On this afternoon's podcast, 3rd Middlesex District MA Senate Candidate Mara Dolan and I shared personal vignettes on the subject near the end of the half hour. She's also a long-time marriage-equality supporter (no surprise as she's progressive and smart). She said that her father was gay and partnered for over 25 years. Her mother and stepfather have been married happily a similar period. Everyone is jolly...and rational.
I added that I'm about to perform my second same-sex marriage. Both of those unions have involved friends of many decades. The only in early August will be of a sandbox buddy from West Virginia's Eastern Panhandle when we were tots.
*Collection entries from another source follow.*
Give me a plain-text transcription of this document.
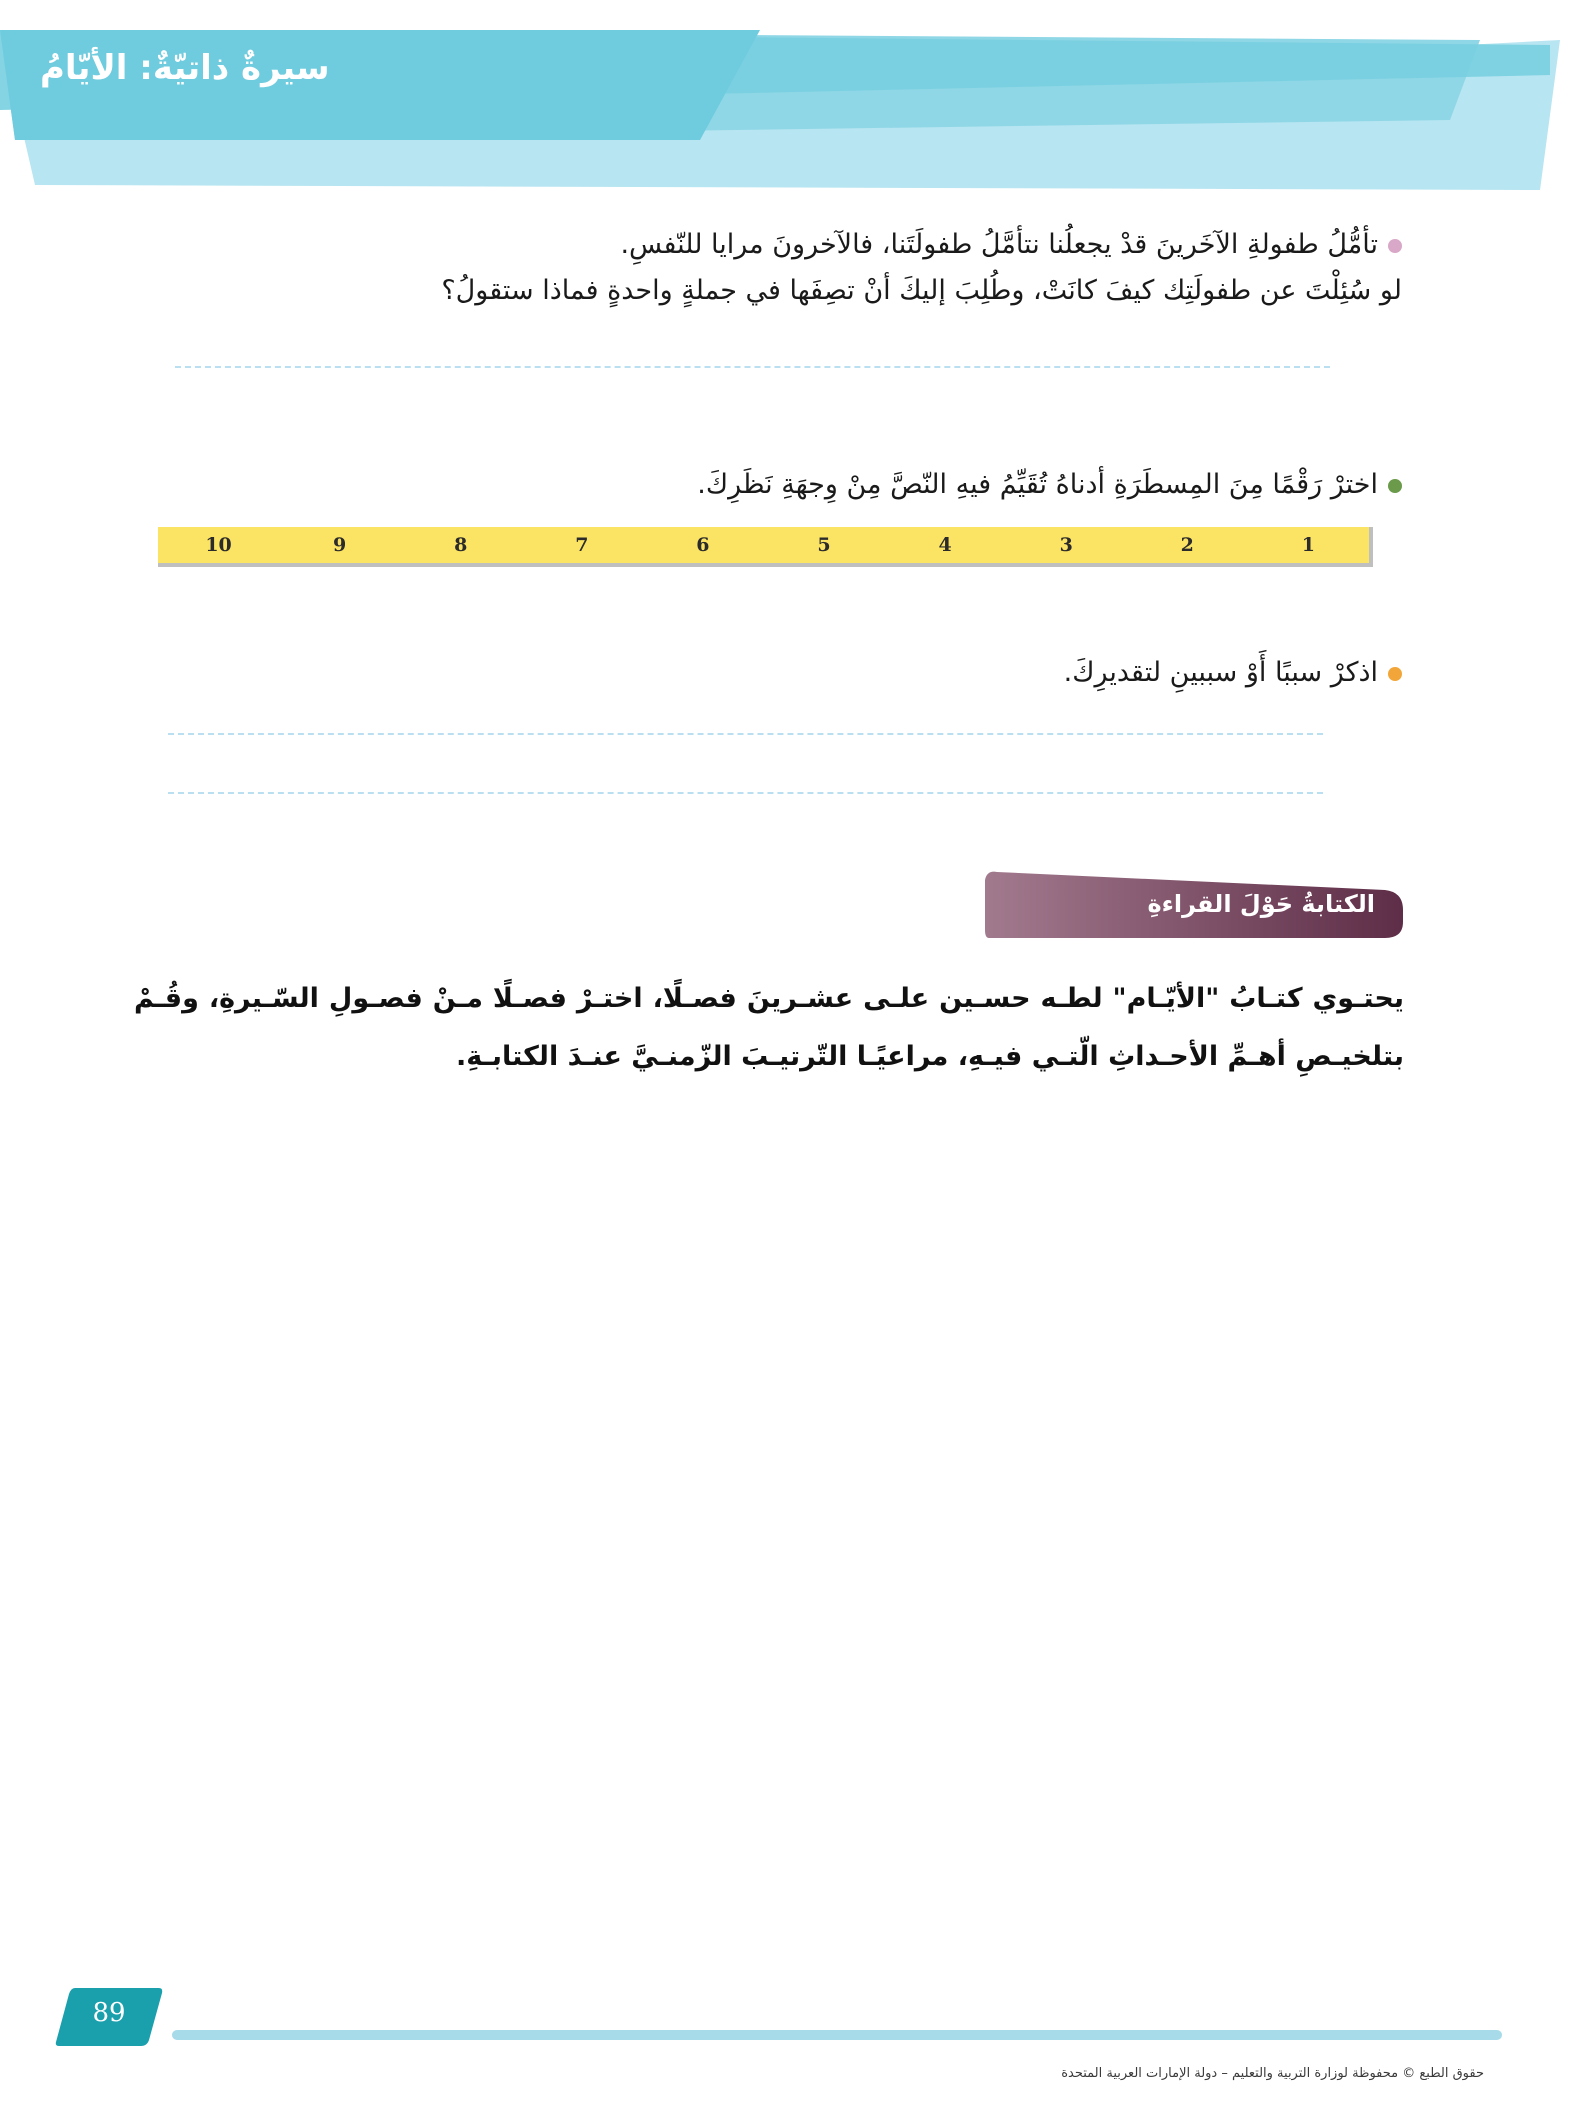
سيرةٌ ذاتيّةٌ: الأيّامُ
تأمُّلُ طفولةِ الآخَرينَ قدْ يجعلُنا نتأمَّلُ طفولَتَنا، فالآخرونَ مرايا للنّفسِ.
لو سُئِلْتَ عن طفولَتِك كيفَ كانَتْ، وطُلِبَ إليكَ أنْ تصِفَها في جملةٍ واحدةٍ فماذا ستقولُ؟
اخترْ رَقْمًا مِنَ المِسطَرَةِ أدناهُ تُقَيِّمُ فيهِ النّصَّ مِنْ وِجهَةِ نَظَرِكَ.
10	9	8	7	6	5	4	3	2	1
اذكرْ سببًا أَوْ سببينِ لتقديرِكَ.
الكتابةُ حَوْلَ القراءةِ
يحتـوي كتـابُ "الأيّـام" لطـه حسـين علـى عشـرينَ فصـلًا، اختـرْ فصـلًا مـنْ فصـولِ السّـيرةِ، وقُـمْ بتلخيـصِ أهـمِّ الأحـداثِ الّتـي فيـهِ، مراعيًـا التّرتيـبَ الزّمنـيَّ عنـدَ الكتابـةِ.
89
حقوق الطبع © محفوظة لوزارة التربية والتعليم – دولة الإمارات العربية المتحدة
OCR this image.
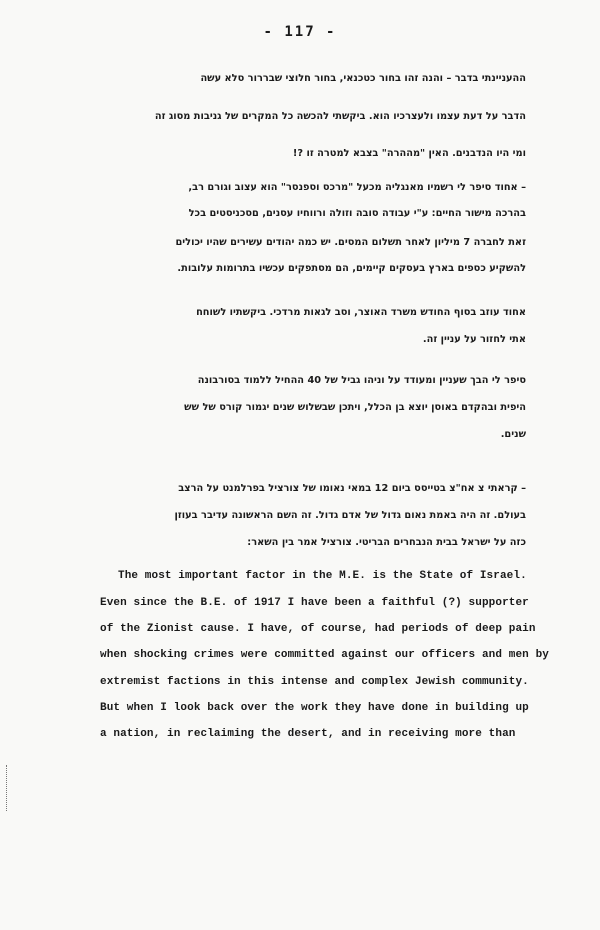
- 117 -
ההעניינתי בדבר – והנה זהו בחור כטכנאי, בחור חלוצי שבררור סלא עשה
הדבר על דעת עצמו ולעצרכיו הוא. ביקשתי להכשה כל המקרים של גניבות מסוג זה
ומי היו הנדבנים. האין "מההרה" בצבא למטרה זו ?!
– אחוד סיפר לי רשמיו מאנגליה מכעל "מרכס וספנסר" הוא עצוב וגורם רב,
בהרכה מישור החיים: ע"י עבודה סובה וזולה ורווחיו עסנים, םסכניסטים בכל
זאת לחברה 7 מיליון לאחר תשלום המסים. יש כמה יהודים עשירים שהיו יכולים
להשקיע כספים בארץ בעסקים קיימים, הם מסתפקים עכשיו בתרומות עלובות.
אחוד עוזב בסוף החודש משרד האוצר, וסב לגאות מרדכי. ביקשתיו לשוחח
אתי לחזור על עניין זה.
סיפר לי הבך שעניין ומעודד על וניהו גביל של 40 ההחיל ללמוד בסורבונה
היפית ובהקדם באוסן יוצא בן הכלל, ויתכן שבשלוש שנים יגמור קורס של שש
שנים.
– קראתי צ אח"צ בטייסס ביום 12 במאי נאומו של צורציל בפרלמנט על הרצב
בעולם. זה היה באמת נאום גדול של אדם גדול. זה השם הראשונה עדיבר בעוזן
כזה על ישראל בבית הנבחרים הבריטי. צורציל אמר בין השאר:
The most important factor in the M.E. is the State of Israel.
Even since the B.E. of 1917 I have been a faithful (?) supporter
of the Zionist cause. I have, of course, had periods of deep pain
when shocking crimes were committed against our officers and men by
extremist factions in this intense and complex Jewish community.
But when I look back over the work they have done in building up
a nation, in reclaiming the desert, and in receiving more than
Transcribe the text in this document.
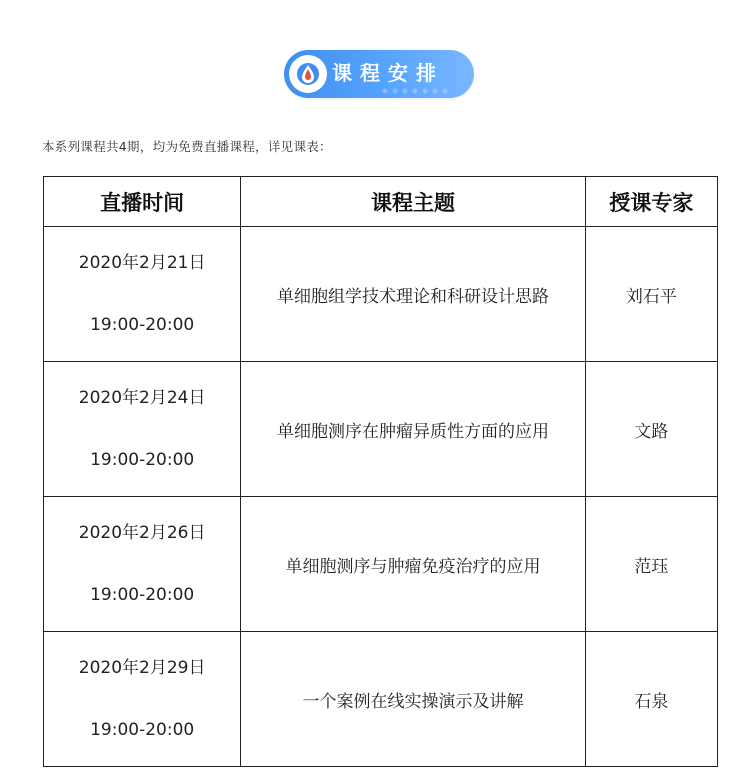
课程安排
本系列课程共4期，均为免费直播课程，详见课表：
直播时间	课程主题	授课专家

2020年2月21日
19:00-20:00	单细胞组学技术理论和科研设计思路	刘石平

2020年2月24日
19:00-20:00	单细胞测序在肿瘤异质性方面的应用	文路

2020年2月26日
19:00-20:00	单细胞测序与肿瘤免疫治疗的应用	范珏

2020年2月29日
19:00-20:00	一个案例在线实操演示及讲解	石泉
As with my other four, I felt it would be cheating and insufficiently theatrical to get a mail-order ministry. I go through Massachusetts' splendid petition-the-Governor process to get a one-day designation of solemnization. An aide to Gov. Patrick notified me today that my certificate was in the mail.
For all the loudl folk who publicly find or feign finding fault with same-sex marriage, acceptance grows. I have long been open in my acceptance and support. That may make it easier for others, like the wife of the commonwealth treasurer or a candidate for senate, to proclaim their own to me.
Facts include that virtually everyone knows gay people. An increasing number of us know married and partnered gay couples. If we pay the least bit of attention and open our minds and hearts the slightest, we know there's no damage in legalizing their love if they want to marry.
I note again that I am aware that marriage is not for everyone. Many people I've known in straight and LGBT variations swear monogamy is unnatural or impossible, and the over 50% failure rates for straight marriage seem to support that for some people. Yet, how about supporting and enabling marriage for couples who do want it, who are willing to commit?
I'm not the person to push the disappearing pants option. I'm a long-term married who finds it the right state for me. If fidelity is not always the easiest way, it's easy enough and absolutely not impossible...and the rewards are many.
In a few weeks, I'll likely mist up as I pronounce another set of friends married by the power vested in me by the Commonwealth of Massachusetts. I love this. I am also buoyed by meeting more and more people who support letting couples who love each other marry.